Executives are feeling the strain of leading in the “new normal”
Executives’ overall satisfaction with work is down 15% over the last year, while remaining relatively flat – or even slightly rising – for non-executives.
A new Future Forum consortium study shows that executives’ work experience scores have worsened significantly over the past year as leaders struggle to adapt to new employee expectations and adjust their management strategies for the “new normal.” Executives’ overall satisfaction with work is down 15% over the last year, while remaining relatively flat – or even slightly rising – for non-executives.
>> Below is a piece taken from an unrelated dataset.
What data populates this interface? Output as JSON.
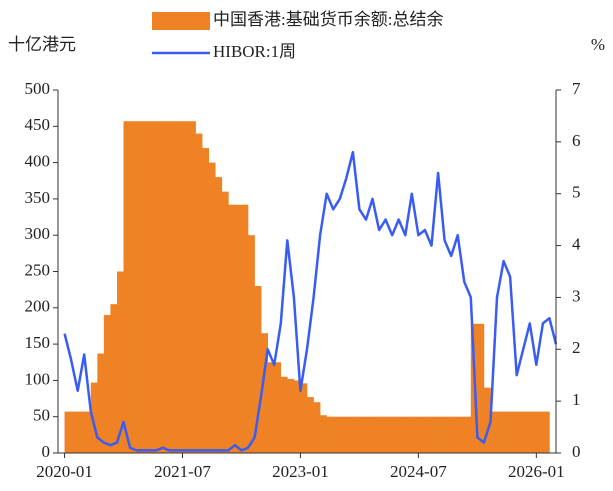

“We’re still in the middle of the biggest workplace paradigm-shift we’re apt to see in our lifetimes, and leaders are feeling that pressure,” says Sheela Subramanian, vice president and co-founder of Future Forum. “The macroeconomic conditions, the continuing Great Resignation, and the push-pull between executives and employees on issues of workplace flexibility are making it harder to lead with confidence — you can no longer rely on the old leadership playbooks.”
Executives are struggling — reporting record low experience scores, including 40% more work-related stress and anxiety and 20% worse work-life balance over the last year.
While experience scores dropped for executives, scores are rising for other groups since the broad adoption of flexible work. In fact, remote and hybrid workers are 52% more likely to say their company culture has improved over the last two years compared to fully in-person workers — with flexible work policies cited as the #1 reason for that change. This suggests a strict return to pre-pandemic norms will be counterproductive. Still, 60% of executives say they’re designing their companies’ policies with little to no direct input from employees — and executives themselves are much more likely than their employees to want to spend most of their time in the physical office.
“If you’re thinking in terms of ‘returning’ — returning to the old way, returning to the way the office used to be, returning to what worked for you — then it’s time to rethink that direction,” says Ryan Anderson, vice president of global research and insights at MillerKnoll, one of the founding partners of Future Forum. “We need to move forward to a new path, and that requires engaging your employees to establish new ways of working together.”
The latest Pulse data shows that leaders who wish to build healthy and productive work cultures would benefit from refocusing their attention on a growing crisis among desk workers: burnout.
Read more: How to get the hybrid work balance right
Providing employees with schedule flexibility is an effective, yet so far rarely supported, way to reduce burnout and increase employee engagement and loyalty, while also improving business outcomes. Employees with schedule flexibility show the highest scores across the board on the index, including 53% greater ability to focus and 3x better work-life balance. On the other side of the spectrum, employees with no schedule flexibility are more than twice as likely to look for a new job in the coming year, compared with employees with moderate schedule flexibility.